Pressure mounts on Facebook and Google to stop anti-vax conspiracy theories
As a measles outbreak continues to spread in Washington state, Facebook is “exploring additional measures” to fight false anti-vaccine content on the platform, Bloomberg reports.
The news comes on the heels of criticism from Representative Adam Schiff, who sent Facebook CEO Mark Zuckerberg a letter about vaccine misinformation on Facebook and Instagram today. In the letter, first reported by Bloomberg’s Sarah Frier, Schiff voiced concerns that both Facebook and Instagram serve up misleading, fear-mongering content about vaccines, which have been shown to be safe, effective, and critical for public health. Schiff also sent a similar letter to Google’s Sundar Pichai about vaccine misinformation on YouTube.
In the letters, Schiff wrote that the misinformation on these platforms could make parents ignore legitimate medical advice to vaccinate their children. “Repetition of information, even if false, can often be mistaken for accuracy,” he wrote. He referenced recent reporting by Julia Carrie Wong at The Guardian, who discovered that both Facebook and YouTube are full of fear-mongering, inaccurate anti-vaccine propaganda. What’s more, Wong found, YouTube’s recommendation algorithm helped lead people to those lies.
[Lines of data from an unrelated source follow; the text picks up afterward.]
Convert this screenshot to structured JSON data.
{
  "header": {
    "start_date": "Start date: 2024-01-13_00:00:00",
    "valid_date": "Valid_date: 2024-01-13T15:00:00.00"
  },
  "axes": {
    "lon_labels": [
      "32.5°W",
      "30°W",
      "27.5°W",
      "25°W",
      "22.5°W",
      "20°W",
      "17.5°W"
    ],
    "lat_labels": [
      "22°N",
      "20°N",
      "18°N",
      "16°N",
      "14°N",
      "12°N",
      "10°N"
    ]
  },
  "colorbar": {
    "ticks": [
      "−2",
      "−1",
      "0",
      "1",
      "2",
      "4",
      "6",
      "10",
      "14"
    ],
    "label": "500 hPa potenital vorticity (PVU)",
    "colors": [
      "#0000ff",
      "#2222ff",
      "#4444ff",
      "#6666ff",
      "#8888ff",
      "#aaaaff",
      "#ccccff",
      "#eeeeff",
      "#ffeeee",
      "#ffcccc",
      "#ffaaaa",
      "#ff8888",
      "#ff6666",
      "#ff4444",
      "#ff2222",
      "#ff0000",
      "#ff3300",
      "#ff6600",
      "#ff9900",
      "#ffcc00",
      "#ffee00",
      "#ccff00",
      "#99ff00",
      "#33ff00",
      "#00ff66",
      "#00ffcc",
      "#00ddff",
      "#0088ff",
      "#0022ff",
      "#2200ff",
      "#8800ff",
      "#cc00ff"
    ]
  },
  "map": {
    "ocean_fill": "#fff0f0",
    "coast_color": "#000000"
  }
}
Schiff applauded YouTube for its recent move to start restricting recommendations for videos “that could misinform users in harmful ways,” which YouTube told The Guardian will include certain anti-vaccine videos. (Google declined to comment on the record to The Verge.) In July, YouTube announced that it will also link viewers to outside information “alongside videos on a small number of well-established historical and scientific topics that have often been subject to misinformation.” For example, YouTube links people to a Wikipedia page when they search for the MMR vaccine on the platform. Bloomberg points out, however, that anti-vaccination videos still rise to the top of YouTube’s search results for “vaccines.”
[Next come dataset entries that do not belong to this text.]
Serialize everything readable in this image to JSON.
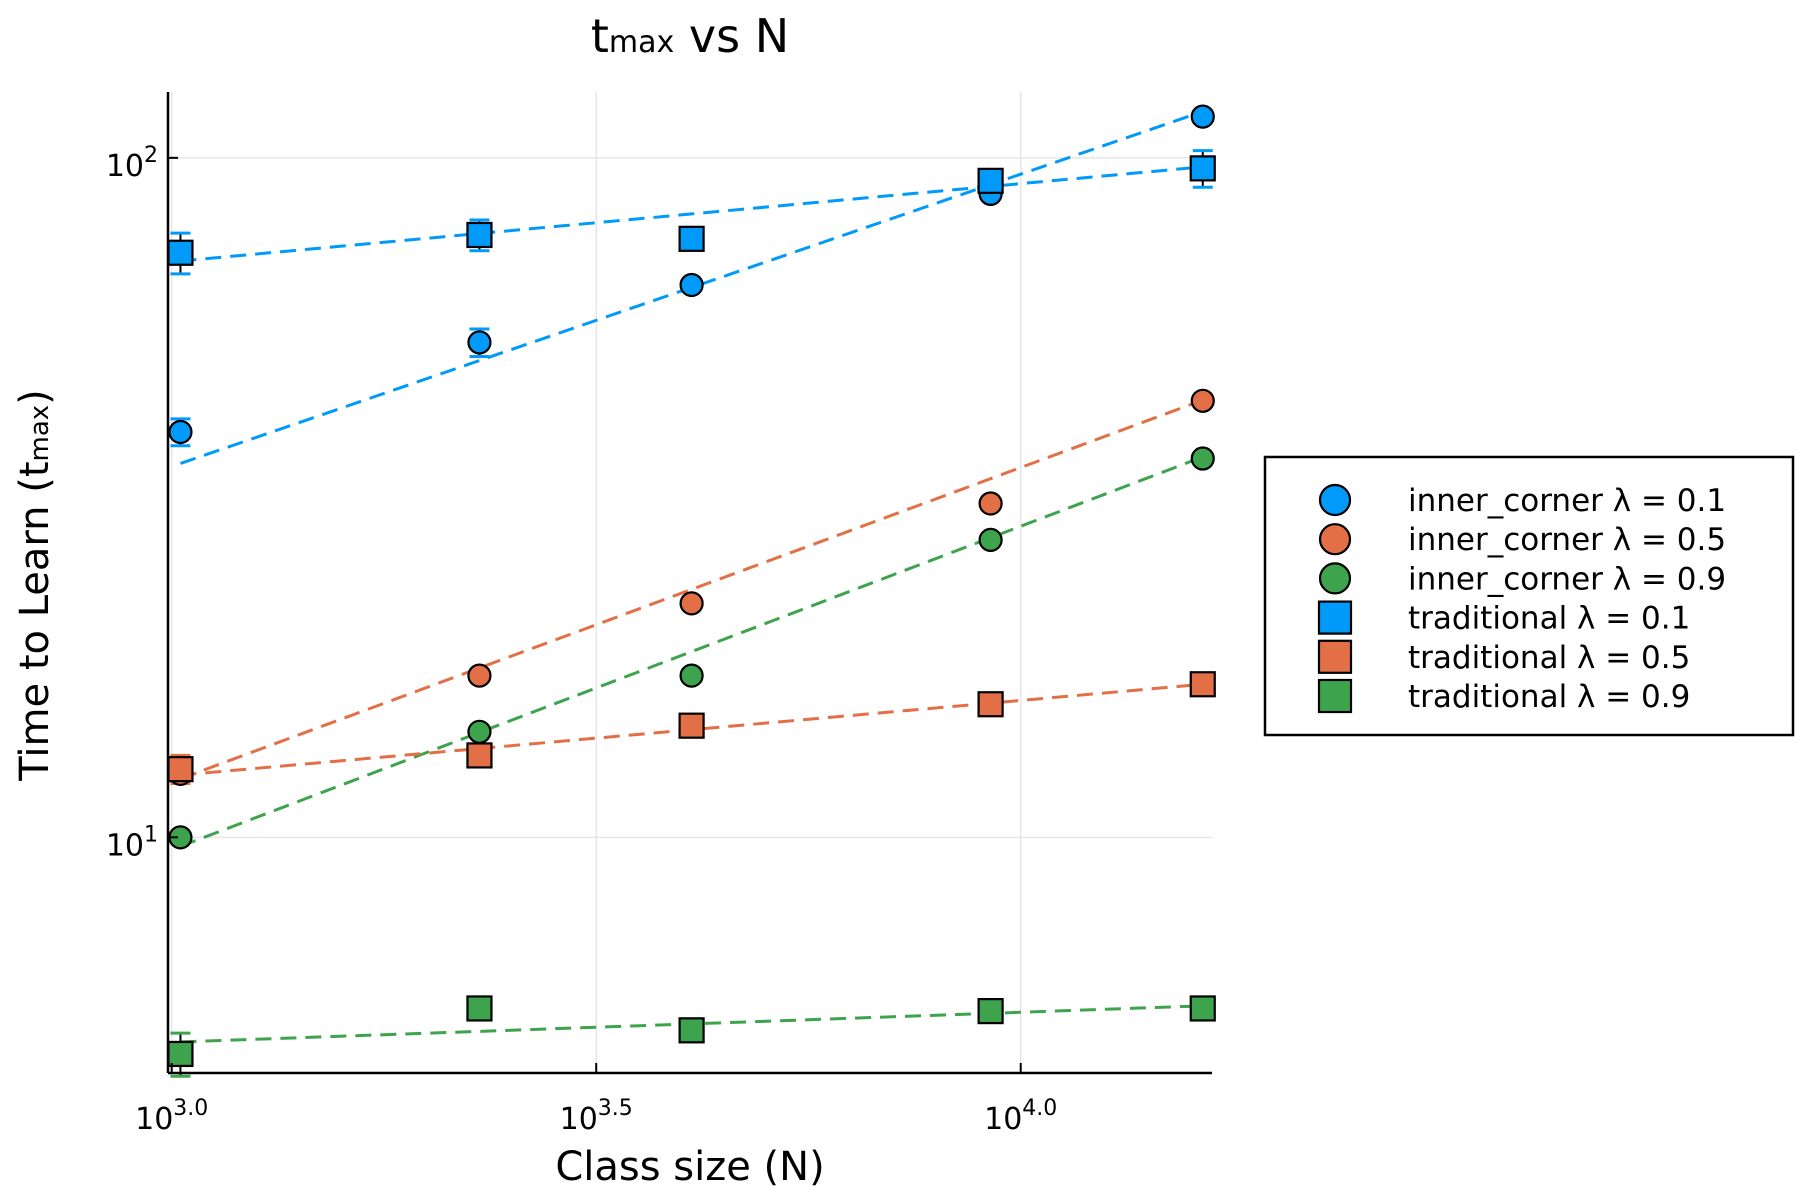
{
  "chart_data": {
    "type": "scatter",
    "title": "tmax vs N",
    "title_parts": {
      "main": "t",
      "sub": "max",
      "rest": " vs N"
    },
    "xlabel": "Class size (N)",
    "ylabel": "Time to Learn (tmax)",
    "ylabel_parts": {
      "main": "Time to Learn (t",
      "sub": "max",
      "rest": ")"
    },
    "x_scale": "log10",
    "y_scale": "log10",
    "xlim": [
      990,
      16800
    ],
    "ylim": [
      4.5,
      125
    ],
    "grid": true,
    "legend_position": "right",
    "x_ticks": [
      {
        "value": 1000,
        "base": "10",
        "exp": "3.0"
      },
      {
        "value": 3162.28,
        "base": "10",
        "exp": "3.5"
      },
      {
        "value": 10000,
        "base": "10",
        "exp": "4.0"
      }
    ],
    "y_ticks": [
      {
        "value": 10,
        "base": "10",
        "exp": "1"
      },
      {
        "value": 100,
        "base": "10",
        "exp": "2"
      }
    ],
    "x": [
      1024,
      2304,
      4096,
      9216,
      16384
    ],
    "series": [
      {
        "name": "inner_corner λ = 0.1",
        "marker": "circle",
        "color": "#009AFA",
        "values": [
          39.5,
          53.5,
          65.0,
          88.5,
          115.0
        ],
        "errors": [
          1.8,
          2.5,
          0,
          0,
          0
        ],
        "fit": [
          35.5,
          117.0
        ]
      },
      {
        "name": "inner_corner λ = 0.5",
        "marker": "circle",
        "color": "#E26F46",
        "values": [
          12.4,
          17.3,
          22.1,
          31.0,
          43.9
        ],
        "errors": [
          0,
          0,
          0,
          0,
          0
        ],
        "fit": [
          12.2,
          44.0
        ]
      },
      {
        "name": "inner_corner λ = 0.9",
        "marker": "circle",
        "color": "#3DA44D",
        "values": [
          10.0,
          14.3,
          17.3,
          27.4,
          36.1
        ],
        "errors": [
          0,
          0,
          0,
          0,
          0
        ],
        "fit": [
          9.7,
          36.3
        ]
      },
      {
        "name": "traditional λ = 0.1",
        "marker": "square",
        "color": "#009AFA",
        "values": [
          72.5,
          77.0,
          76.0,
          92.5,
          96.5
        ],
        "errors": [
          5.0,
          4.0,
          0,
          0,
          6.0
        ],
        "fit": [
          70.5,
          97.0
        ]
      },
      {
        "name": "traditional λ = 0.5",
        "marker": "square",
        "color": "#E26F46",
        "values": [
          12.6,
          13.2,
          14.6,
          15.7,
          16.8
        ],
        "errors": [
          0.6,
          0,
          0,
          0,
          0
        ],
        "fit": [
          12.35,
          16.8
        ]
      },
      {
        "name": "traditional λ = 0.9",
        "marker": "square",
        "color": "#3DA44D",
        "values": [
          4.8,
          5.6,
          5.2,
          5.55,
          5.6
        ],
        "errors": [
          0.35,
          0,
          0,
          0,
          0
        ],
        "fit": [
          5.0,
          5.65
        ]
      }
    ]
  }
}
In response to an inquiry about Schiff’s letter, a Facebook spokesperson told The Verge in an email: “We remove content that violates our Community Standards, downrank articles that might be misleading, and show third-party fact-checker articles to provide people with more context.” The company is “committed to accurate and useful information,” the spokesperson said. “We have more to do, and will continue efforts to provide educational information on important topics like health.”
The spokesperson did not immediately respond to a follow-up question asking for clarification about what those efforts might be. But a Facebook spokesperson told Bloomberg that they might include “reducing or removing this type of content from recommendations, including Groups You Should Join, and demoting it in search results, while also ensuring that higher quality and more authoritative information is available.”
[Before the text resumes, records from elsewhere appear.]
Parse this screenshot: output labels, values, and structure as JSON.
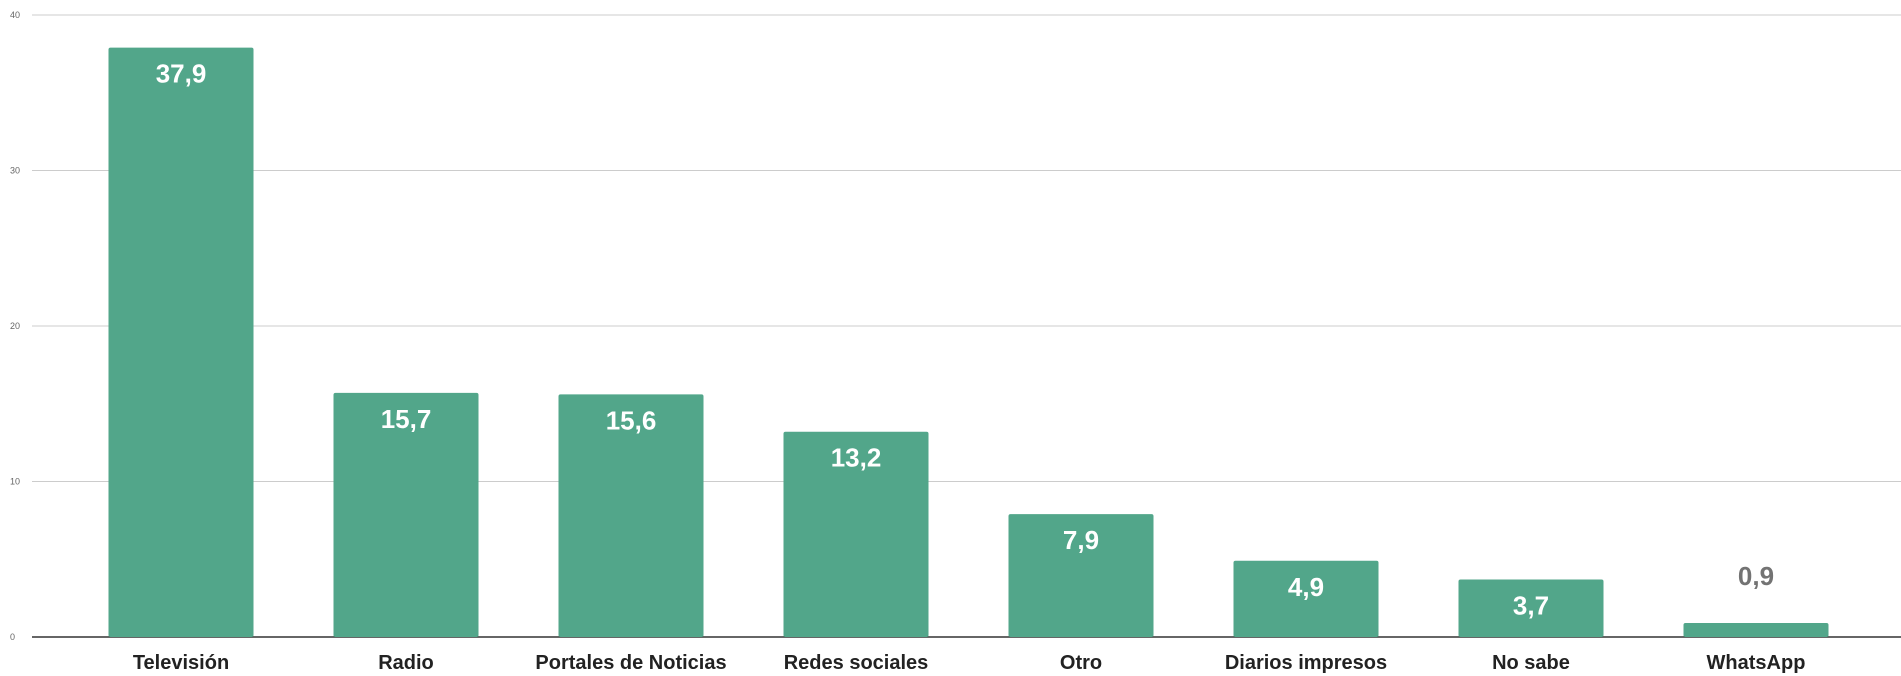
{
  "chart_data": {
    "type": "bar",
    "categories": [
      "Televisión",
      "Radio",
      "Portales de Noticias",
      "Redes sociales",
      "Otro",
      "Diarios impresos",
      "No sabe",
      "WhatsApp"
    ],
    "values": [
      37.9,
      15.7,
      15.6,
      13.2,
      7.9,
      4.9,
      3.7,
      0.9
    ],
    "value_labels": [
      "37,9",
      "15,7",
      "15,6",
      "13,2",
      "7,9",
      "4,9",
      "3,7",
      "0,9"
    ],
    "ylim": [
      0,
      40
    ],
    "yticks": [
      0,
      10,
      20,
      30,
      40
    ],
    "ytick_labels": [
      "0",
      "10",
      "20",
      "30",
      "40"
    ],
    "grid": true,
    "title": "",
    "xlabel": "",
    "ylabel": "",
    "colors": {
      "bar": "#52a68a",
      "grid": "#cccccc",
      "axis": "#333333",
      "label_inside": "#ffffff",
      "label_outside": "#737373"
    }
  }
}
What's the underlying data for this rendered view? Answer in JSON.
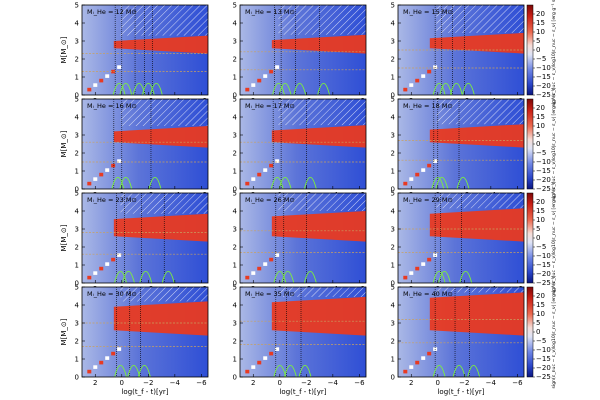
{
  "chart_data": {
    "type": "heatmap",
    "figure": "Kippenhahn diagrams of helium-star models",
    "xlabel": "log(t_f - t)[yr]",
    "ylabel": "M[M_⊙]",
    "xlim": [
      3,
      -6.5
    ],
    "ylim": [
      0,
      5
    ],
    "xticks": [
      2,
      0,
      -2,
      -4,
      -6
    ],
    "yticks": [
      0,
      1,
      2,
      3,
      4,
      5
    ],
    "colorbar": {
      "label": "sign(ε_nuc − ε_ν)log10|ε_nuc − ε_ν| [erg g⁻¹ s⁻¹]",
      "range": [
        -25,
        25
      ],
      "ticks": [
        20,
        15,
        10,
        5,
        0,
        -5,
        -10,
        -15,
        -20,
        -25
      ],
      "colors": [
        "#0a1a8c",
        "#2f4fd6",
        "#7f95e8",
        "#e8ecf8",
        "#f0c4b8",
        "#e0402e",
        "#8b0a0a"
      ]
    },
    "panels": [
      {
        "mass_label": "Mᵢ_He = 12 M⊙",
        "mass": 12,
        "convective_zone_boundaries": [
          0.5,
          0.0,
          -1.0,
          -1.7,
          -2.3
        ],
        "dashed_levels": [
          1.3,
          2.3
        ]
      },
      {
        "mass_label": "Mᵢ_He = 13 M⊙",
        "mass": 13,
        "convective_zone_boundaries": [
          0.4,
          -0.1,
          -1.2,
          -3.0
        ],
        "dashed_levels": [
          1.4,
          2.4
        ]
      },
      {
        "mass_label": "Mᵢ_He = 15 M⊙",
        "mass": 15,
        "convective_zone_boundaries": [
          0.2,
          -0.3,
          -1.1,
          -2.0
        ],
        "dashed_levels": [
          1.5,
          2.5
        ]
      },
      {
        "mass_label": "Mᵢ_He = 16 M⊙",
        "mass": 16,
        "convective_zone_boundaries": [
          0.6,
          0.0,
          -2.2
        ],
        "dashed_levels": [
          1.5,
          2.6
        ]
      },
      {
        "mass_label": "Mᵢ_He = 17 M⊙",
        "mass": 17,
        "convective_zone_boundaries": [
          0.5,
          -0.1,
          -2.0
        ],
        "dashed_levels": [
          1.5,
          2.6
        ]
      },
      {
        "mass_label": "Mᵢ_He = 18 M⊙",
        "mass": 18,
        "convective_zone_boundaries": [
          0.3,
          0.0,
          -1.6
        ],
        "dashed_levels": [
          1.6,
          2.7
        ]
      },
      {
        "mass_label": "Mᵢ_He = 23 M⊙",
        "mass": 23,
        "convective_zone_boundaries": [
          0.4,
          -0.2,
          -1.5,
          -3.2
        ],
        "dashed_levels": [
          1.6,
          2.8
        ]
      },
      {
        "mass_label": "Mᵢ_He = 26 M⊙",
        "mass": 26,
        "convective_zone_boundaries": [
          0.3,
          -0.3,
          -2.0
        ],
        "dashed_levels": [
          1.7,
          2.9
        ]
      },
      {
        "mass_label": "Mᵢ_He = 29 M⊙",
        "mass": 29,
        "convective_zone_boundaries": [
          0.2,
          -0.2,
          -1.8
        ],
        "dashed_levels": [
          1.7,
          3.0
        ]
      },
      {
        "mass_label": "Mᵢ_He = 30 M⊙",
        "mass": 30,
        "convective_zone_boundaries": [
          0.4,
          -0.6,
          -1.4
        ],
        "dashed_levels": [
          1.7,
          3.0
        ]
      },
      {
        "mass_label": "Mᵢ_He = 35 M⊙",
        "mass": 35,
        "convective_zone_boundaries": [
          0.3,
          -0.5,
          -1.6
        ],
        "dashed_levels": [
          1.8,
          3.1
        ]
      },
      {
        "mass_label": "Mᵢ_He = 40 M⊙",
        "mass": 40,
        "convective_zone_boundaries": [
          0.2,
          -1.3,
          -2.4
        ],
        "dashed_levels": [
          1.9,
          3.2
        ]
      }
    ]
  }
}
In his letters, Schiff also asked both Google and Facebook heads for information about whether they’ve accepted money for anti-vaccine advertisements. According to the Daily Beast, anti-vaccine ads on Facebook have targeted demographics “most likely to include mothers,” including in Washington state where there is an ongoing measles outbreak. (Facebook did not immediately respond to a request for comment about the allegation.)
Vaccine misinformation is dangerous to more than just the kids whose parents voluntarily leave them unvaccinated — it’s dangerous to the community at large because it can encourage the spread of preventable, potentially deadly diseases like measles. While measles is known for causing a rash and a fever, the incredibly contagious virus can also cause pneumonia, brain damage, and death. People who aren’t able to receive the measles vaccine — including children under the age of 12 months — rely on everyone else being vaccinated to keep the virus at bay.
That’s why measles flare-ups like the one in Clark County, Washington, are so worrying, Peter Hotez, dean for the National School of Tropical Medicine at Baylor College of Medicine, told The Verge in January. “[Parents] have to live in fear of walking out with their infant into Walmart, or the public library.”